Enfin, dernière prérogative à l’efficacité d’un tel ouvrage: éviter la proximité avec la population. «On l’a remarqué grâce à une étude menée par nos soins: le mammifère qui utilise le plus ce genre de passage est… l’être humain», constate Elias Pesenti. «C’est vrai que c’est joli pour se promener et surtout pratique pour franchir les routes plus rapidement, complète José Genoud. Le seul problème est que les animaux sentent la présence d’un homme avec son chien par exemple. Ils vont se méfier. Selon une étude, aucun passage n’est en moyenne enregistré jusqu’à deux heures et demie après la visite d’un homme et de son compagnon de promenade.» Afin de pallier ce problème, il se pourrait qu’un accès limité soit installé. Un couloir de seulement deux à trois mètres, afin de diminuer les nuisances pour les animaux. ■


Un pont entre Epagny et Enney?

Dans le sud du canton, plusieurs installations ont été mises en place ces dernières années dans le but de protéger la faune contre le trafic. Il existe notamment un avertisseur sur la route reliant Broc à La Tour-de-Trême. «Il s’agit d’un système avertissant le conducteur de la présence d’un animal, décrit Elias Pesenti. Une première romande. Lorsque l’automobiliste voit une lumière s’allumer, il ralentit forcément. Depuis son installation, en juin 2017, aucun accident n’est survenu dans cette zone.»

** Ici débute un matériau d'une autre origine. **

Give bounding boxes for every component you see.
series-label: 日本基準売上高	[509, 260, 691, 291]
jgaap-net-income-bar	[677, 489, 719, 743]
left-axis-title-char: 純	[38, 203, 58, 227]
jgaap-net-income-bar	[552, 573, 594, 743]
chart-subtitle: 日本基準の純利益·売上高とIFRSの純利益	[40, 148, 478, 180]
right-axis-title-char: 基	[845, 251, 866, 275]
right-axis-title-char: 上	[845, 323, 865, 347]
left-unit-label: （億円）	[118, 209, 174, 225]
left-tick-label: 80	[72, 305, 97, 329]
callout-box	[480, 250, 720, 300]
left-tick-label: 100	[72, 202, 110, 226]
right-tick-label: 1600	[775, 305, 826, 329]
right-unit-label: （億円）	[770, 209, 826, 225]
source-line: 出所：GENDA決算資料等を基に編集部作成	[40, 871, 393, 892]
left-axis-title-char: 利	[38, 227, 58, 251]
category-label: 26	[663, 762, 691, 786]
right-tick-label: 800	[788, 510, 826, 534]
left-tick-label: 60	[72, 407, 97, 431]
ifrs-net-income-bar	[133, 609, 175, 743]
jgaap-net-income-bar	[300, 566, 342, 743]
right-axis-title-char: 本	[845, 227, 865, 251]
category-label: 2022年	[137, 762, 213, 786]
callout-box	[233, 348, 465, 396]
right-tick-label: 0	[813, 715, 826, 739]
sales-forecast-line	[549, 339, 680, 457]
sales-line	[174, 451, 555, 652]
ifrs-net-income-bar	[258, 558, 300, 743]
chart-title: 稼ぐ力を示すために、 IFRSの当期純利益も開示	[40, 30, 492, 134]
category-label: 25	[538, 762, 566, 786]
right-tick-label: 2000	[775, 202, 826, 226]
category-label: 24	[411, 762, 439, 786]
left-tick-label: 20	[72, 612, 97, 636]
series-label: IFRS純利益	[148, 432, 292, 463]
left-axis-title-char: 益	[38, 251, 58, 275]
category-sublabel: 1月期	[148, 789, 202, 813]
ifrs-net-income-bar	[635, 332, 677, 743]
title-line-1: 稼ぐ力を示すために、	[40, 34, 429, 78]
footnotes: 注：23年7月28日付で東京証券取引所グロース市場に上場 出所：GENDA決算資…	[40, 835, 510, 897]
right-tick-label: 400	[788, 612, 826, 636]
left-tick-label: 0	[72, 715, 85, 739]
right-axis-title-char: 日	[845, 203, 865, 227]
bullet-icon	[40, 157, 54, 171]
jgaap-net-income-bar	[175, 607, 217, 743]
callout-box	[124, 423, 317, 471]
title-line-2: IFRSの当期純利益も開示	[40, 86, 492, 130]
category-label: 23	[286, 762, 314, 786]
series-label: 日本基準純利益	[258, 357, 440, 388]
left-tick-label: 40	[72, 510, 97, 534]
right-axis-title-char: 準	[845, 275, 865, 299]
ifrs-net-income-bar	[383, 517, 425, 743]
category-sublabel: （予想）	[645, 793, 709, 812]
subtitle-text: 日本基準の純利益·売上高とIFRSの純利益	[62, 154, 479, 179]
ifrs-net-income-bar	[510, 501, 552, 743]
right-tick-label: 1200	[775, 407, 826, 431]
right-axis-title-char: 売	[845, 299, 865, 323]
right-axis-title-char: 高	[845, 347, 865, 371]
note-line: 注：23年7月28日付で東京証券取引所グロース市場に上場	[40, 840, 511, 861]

Elias Pesenti évoque également un projet d’une tout autre envergure. Il s’agit de la construction d’un nouveau passage à faune, surplombant la route cantonale entre Epagny et Enney, avant la zone industrielle et la gare d’Estavannens. «Il est actuellement à l’étude en collaboration avec le Service des ponts et chaussées. Dans cette zone, de nombreux animaux sont présents et tentent d’avancer.»

Encore au stade de l’étude, cette nouveauté, considérée d’importance régionale et non suprarégionale comme celle de l’autoroute entre Vaulruz et Semsales, serait cette fois-ci financée principalement par l’Etat de Fribourg. Au niveau des délais, le collaborateur scientifique ne peut donner de date précise. «Cela peut aller très vite comme prendre vingt ans.»